Q: A couple of days ago, there was an article in another paper that said Australia has not had a mass shooting since 1996, when they made major changes to their gun control laws. Two questions: Is this true, and if so, what gun control laws does Australia currently have?
—Perry Penton, Smyrna
A: There hasn’t been a mass murder in Australia since April 1996, when 35 people were killed at a tourist spot in Tasmania. Twelve days after the shootings, spurred by John Howard – the prime minister from 1996-2007 — the Australian government passed the National Firearms Agreement, which banned all semiautomatic rifles and semiautomatic and pump-action shotguns, and imposed a stricter licensing system that includes background checks and waiting periods on other firearms, according to published reports.
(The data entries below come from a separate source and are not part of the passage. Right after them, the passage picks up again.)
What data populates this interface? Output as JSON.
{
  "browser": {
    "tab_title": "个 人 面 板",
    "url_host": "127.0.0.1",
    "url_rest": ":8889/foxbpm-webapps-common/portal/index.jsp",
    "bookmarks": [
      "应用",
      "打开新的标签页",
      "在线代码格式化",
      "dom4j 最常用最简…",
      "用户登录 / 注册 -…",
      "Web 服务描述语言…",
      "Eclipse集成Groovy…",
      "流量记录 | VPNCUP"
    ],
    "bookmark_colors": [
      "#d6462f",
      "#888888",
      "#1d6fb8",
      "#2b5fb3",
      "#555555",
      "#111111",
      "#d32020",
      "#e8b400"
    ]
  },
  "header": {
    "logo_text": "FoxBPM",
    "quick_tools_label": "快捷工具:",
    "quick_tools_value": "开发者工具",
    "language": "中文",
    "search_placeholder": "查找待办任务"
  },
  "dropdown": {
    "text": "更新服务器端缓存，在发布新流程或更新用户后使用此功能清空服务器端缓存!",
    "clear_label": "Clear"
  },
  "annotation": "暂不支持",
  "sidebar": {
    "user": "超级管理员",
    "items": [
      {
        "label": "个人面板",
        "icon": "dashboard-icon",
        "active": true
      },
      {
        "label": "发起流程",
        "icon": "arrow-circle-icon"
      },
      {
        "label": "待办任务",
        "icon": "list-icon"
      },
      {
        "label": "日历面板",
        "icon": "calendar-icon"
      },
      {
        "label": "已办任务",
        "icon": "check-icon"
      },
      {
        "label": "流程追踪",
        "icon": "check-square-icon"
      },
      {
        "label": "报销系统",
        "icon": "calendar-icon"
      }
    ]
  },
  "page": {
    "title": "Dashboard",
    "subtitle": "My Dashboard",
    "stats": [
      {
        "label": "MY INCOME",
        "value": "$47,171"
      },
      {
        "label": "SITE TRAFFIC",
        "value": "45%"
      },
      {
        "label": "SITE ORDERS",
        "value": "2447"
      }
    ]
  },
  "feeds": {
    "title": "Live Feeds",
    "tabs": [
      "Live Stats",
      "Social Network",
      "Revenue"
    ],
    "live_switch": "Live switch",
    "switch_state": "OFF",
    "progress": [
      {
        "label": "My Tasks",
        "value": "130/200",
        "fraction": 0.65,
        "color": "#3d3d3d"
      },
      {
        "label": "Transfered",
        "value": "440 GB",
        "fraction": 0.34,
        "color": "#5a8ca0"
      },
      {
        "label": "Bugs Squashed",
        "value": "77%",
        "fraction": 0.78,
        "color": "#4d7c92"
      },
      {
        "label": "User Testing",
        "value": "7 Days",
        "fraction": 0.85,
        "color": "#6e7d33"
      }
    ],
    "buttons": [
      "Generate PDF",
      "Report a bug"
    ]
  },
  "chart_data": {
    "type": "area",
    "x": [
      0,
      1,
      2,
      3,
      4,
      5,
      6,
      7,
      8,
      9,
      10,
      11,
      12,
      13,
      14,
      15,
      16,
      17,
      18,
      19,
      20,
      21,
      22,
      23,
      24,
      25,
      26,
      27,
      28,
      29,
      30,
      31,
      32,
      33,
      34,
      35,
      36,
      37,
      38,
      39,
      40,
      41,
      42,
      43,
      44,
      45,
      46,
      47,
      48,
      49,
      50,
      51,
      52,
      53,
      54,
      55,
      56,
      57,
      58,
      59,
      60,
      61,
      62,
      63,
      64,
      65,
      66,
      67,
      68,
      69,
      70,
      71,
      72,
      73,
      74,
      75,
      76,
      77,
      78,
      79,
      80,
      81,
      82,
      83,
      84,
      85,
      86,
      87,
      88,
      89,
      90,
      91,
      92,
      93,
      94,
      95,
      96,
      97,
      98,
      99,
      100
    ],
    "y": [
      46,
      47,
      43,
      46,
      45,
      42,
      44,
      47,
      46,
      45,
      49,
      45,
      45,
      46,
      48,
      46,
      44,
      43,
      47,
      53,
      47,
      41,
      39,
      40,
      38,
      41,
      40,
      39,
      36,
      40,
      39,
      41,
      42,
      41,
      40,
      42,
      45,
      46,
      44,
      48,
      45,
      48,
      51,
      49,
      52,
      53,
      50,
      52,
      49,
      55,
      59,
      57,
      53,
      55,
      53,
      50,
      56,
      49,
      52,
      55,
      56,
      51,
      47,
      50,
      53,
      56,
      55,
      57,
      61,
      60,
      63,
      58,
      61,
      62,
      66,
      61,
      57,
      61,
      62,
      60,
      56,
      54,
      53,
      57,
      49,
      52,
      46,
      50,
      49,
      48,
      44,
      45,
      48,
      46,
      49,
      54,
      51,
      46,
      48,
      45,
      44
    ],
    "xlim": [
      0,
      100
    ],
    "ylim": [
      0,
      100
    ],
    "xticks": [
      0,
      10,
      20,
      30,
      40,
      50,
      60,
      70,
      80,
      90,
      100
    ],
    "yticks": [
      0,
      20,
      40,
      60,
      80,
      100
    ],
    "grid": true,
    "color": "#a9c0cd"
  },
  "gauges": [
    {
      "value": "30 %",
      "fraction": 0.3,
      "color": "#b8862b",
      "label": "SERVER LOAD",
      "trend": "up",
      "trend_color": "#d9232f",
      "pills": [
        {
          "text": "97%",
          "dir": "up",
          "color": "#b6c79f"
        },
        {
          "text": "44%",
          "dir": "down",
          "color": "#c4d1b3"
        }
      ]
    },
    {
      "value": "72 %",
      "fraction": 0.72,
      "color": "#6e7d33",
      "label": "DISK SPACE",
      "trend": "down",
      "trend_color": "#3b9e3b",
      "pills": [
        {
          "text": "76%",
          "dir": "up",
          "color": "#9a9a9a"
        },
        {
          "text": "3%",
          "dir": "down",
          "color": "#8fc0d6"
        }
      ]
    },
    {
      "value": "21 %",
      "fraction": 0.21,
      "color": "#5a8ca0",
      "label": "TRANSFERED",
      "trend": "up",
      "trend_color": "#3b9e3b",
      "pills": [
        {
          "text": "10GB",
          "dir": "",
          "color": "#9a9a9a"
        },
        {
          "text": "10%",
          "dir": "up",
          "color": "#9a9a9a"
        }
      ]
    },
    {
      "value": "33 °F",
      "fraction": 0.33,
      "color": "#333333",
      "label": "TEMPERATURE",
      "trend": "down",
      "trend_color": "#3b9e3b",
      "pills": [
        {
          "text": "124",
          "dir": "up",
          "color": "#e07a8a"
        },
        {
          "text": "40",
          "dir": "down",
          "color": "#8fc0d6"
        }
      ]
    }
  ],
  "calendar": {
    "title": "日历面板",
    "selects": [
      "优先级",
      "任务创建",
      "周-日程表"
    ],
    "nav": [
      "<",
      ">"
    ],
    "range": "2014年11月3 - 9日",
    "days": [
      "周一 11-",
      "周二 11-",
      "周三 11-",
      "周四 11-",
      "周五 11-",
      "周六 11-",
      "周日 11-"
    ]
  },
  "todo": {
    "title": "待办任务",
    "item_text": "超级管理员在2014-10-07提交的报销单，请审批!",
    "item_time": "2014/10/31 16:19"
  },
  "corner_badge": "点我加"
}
A gun buyback program was launched, and the government bought and destroyed “more than 631,000 of the banned guns at a cost of $500 million,” from Oct. 1, 1996 to Sept. 30, 1997, according to The Wall Street Journal. Philip Alpers, an adjunct associate professor at the University of Sydney who runs GunPolicy.org, which tracks gun violence and gun laws, told ABCNews.com: “Tens, if not hundreds of thousands of gun owners simply, voluntarily gave up guns that they did not need to give up. You could not be a gun owner during that period and not feel terribly persecuted, terribly under threat from public opinion. The commentaries were vicious.” Australians must demonstrate a “justifiable need” – such as being a farmer or sport shooter — to own a gun.